A five-judge Constitutional Bench of the Supreme Court bench on February 15 struck down the Electoral Bonds Scheme (EBS). Introduced by the Centre in 2018, EBS allowed individuals and corporations to anonymously fund political parties by purchasing electoral bonds from the State Bank of India.
Key points
- The courts said that it violate the right to information embedded in Article 19(1)(a) of the Constitution.
- The court held that the RTI can only be restricted based on Article 19(2), which speaks of the reasonable restrictions to freedom of speech and expression. It does not include curbing black money as a restriction. Even assuming curbing black money is a legitimate purpose, it is not proportional to the restrictions posed by this scheme.

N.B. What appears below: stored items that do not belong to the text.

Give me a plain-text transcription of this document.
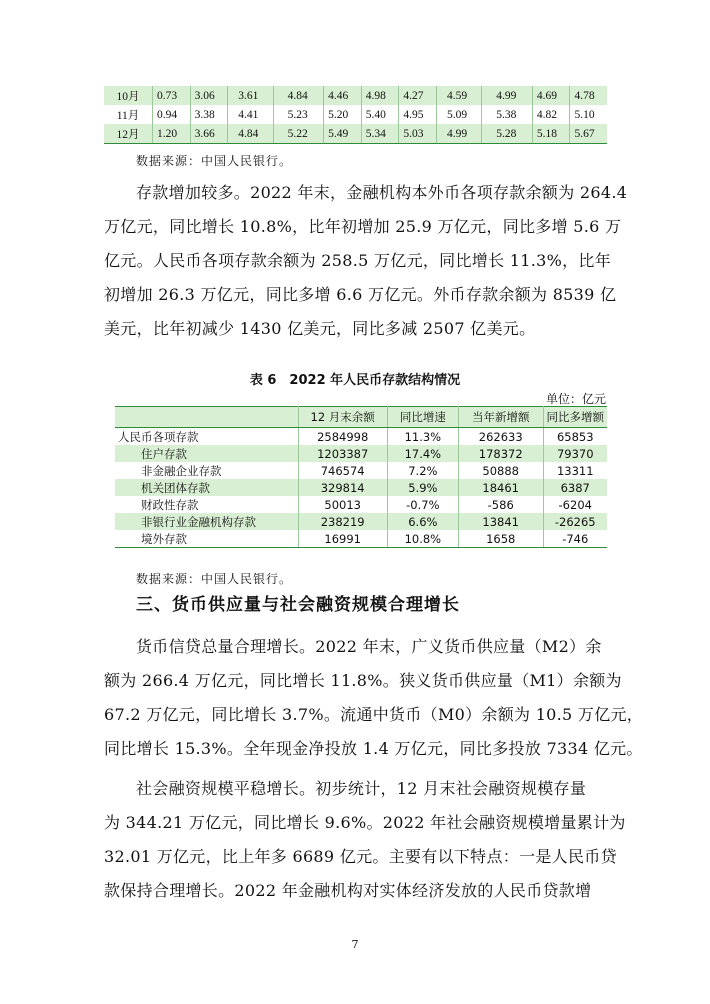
10月	0.73	3.06	3.61	4.84	4.46	4.98	4.27	4.59	4.99	4.69	4.78
11月	0.94	3.38	4.41	5.23	5.20	5.40	4.95	5.09	5.38	4.82	5.10
12月	1.20	3.66	4.84	5.22	5.49	5.34	5.03	4.99	5.28	5.18	5.67
数据来源：中国人民银行。
存款增加较多。2022 年末，金融机构本外币各项存款余额为 264.4
万亿元，同比增长 10.8%，比年初增加 25.9 万亿元，同比多增 5.6 万
亿元。人民币各项存款余额为 258.5 万亿元，同比增长 11.3%，比年
初增加 26.3 万亿元，同比多增 6.6 万亿元。外币存款余额为 8539 亿
美元，比年初减少 1430 亿美元，同比多减 2507 亿美元。
表 6　2022 年人民币存款结构情况
单位：亿元
	12 月末余额	同比增速	当年新增额	同比多增额
人民币各项存款	2584998	11.3%	262633	65853
住户存款	1203387	17.4%	178372	79370
非金融企业存款	746574	7.2%	50888	13311
机关团体存款	329814	5.9%	18461	6387
财政性存款	50013	-0.7%	-586	-6204
非银行业金融机构存款	238219	6.6%	13841	-26265
境外存款	16991	10.8%	1658	-746
数据来源：中国人民银行。
三、货币供应量与社会融资规模合理增长
货币信贷总量合理增长。2022 年末，广义货币供应量（M2）余
额为 266.4 万亿元，同比增长 11.8%。狭义货币供应量（M1）余额为
67.2 万亿元，同比增长 3.7%。流通中货币（M0）余额为 10.5 万亿元，
同比增长 15.3%。全年现金净投放 1.4 万亿元，同比多投放 7334 亿元。
社会融资规模平稳增长。初步统计，12 月末社会融资规模存量
为 344.21 万亿元，同比增长 9.6%。2022 年社会融资规模增量累计为
32.01 万亿元，比上年多 6689 亿元。主要有以下特点：一是人民币贷
款保持合理增长。2022 年金融机构对实体经济发放的人民币贷款增
7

- The court said this scheme is not the only means to curb black money in electoral financing.
- The court unanimously held that voters have a right to information about political parties and their sources of funding.
- For the scheme to be considered legitimate, the government scheme would have to essentially satisfy three aspects. This was based on the court’s proportionality test, laid down in its 2017 verdict in the KS Puttaswamy case over the right to privacy.
- In the Puttaswamy judgment, the court said that the right to informational privacy includes political affiliation.
- Section 29C of the Representation of the People Act, 1951requires political parties to prepare a report detailing the donations received by them in a financial year.
- Parties are required to declare all contributions higher than Rs 20,000 in this report, and specify whether they were received from individual persons or from companies.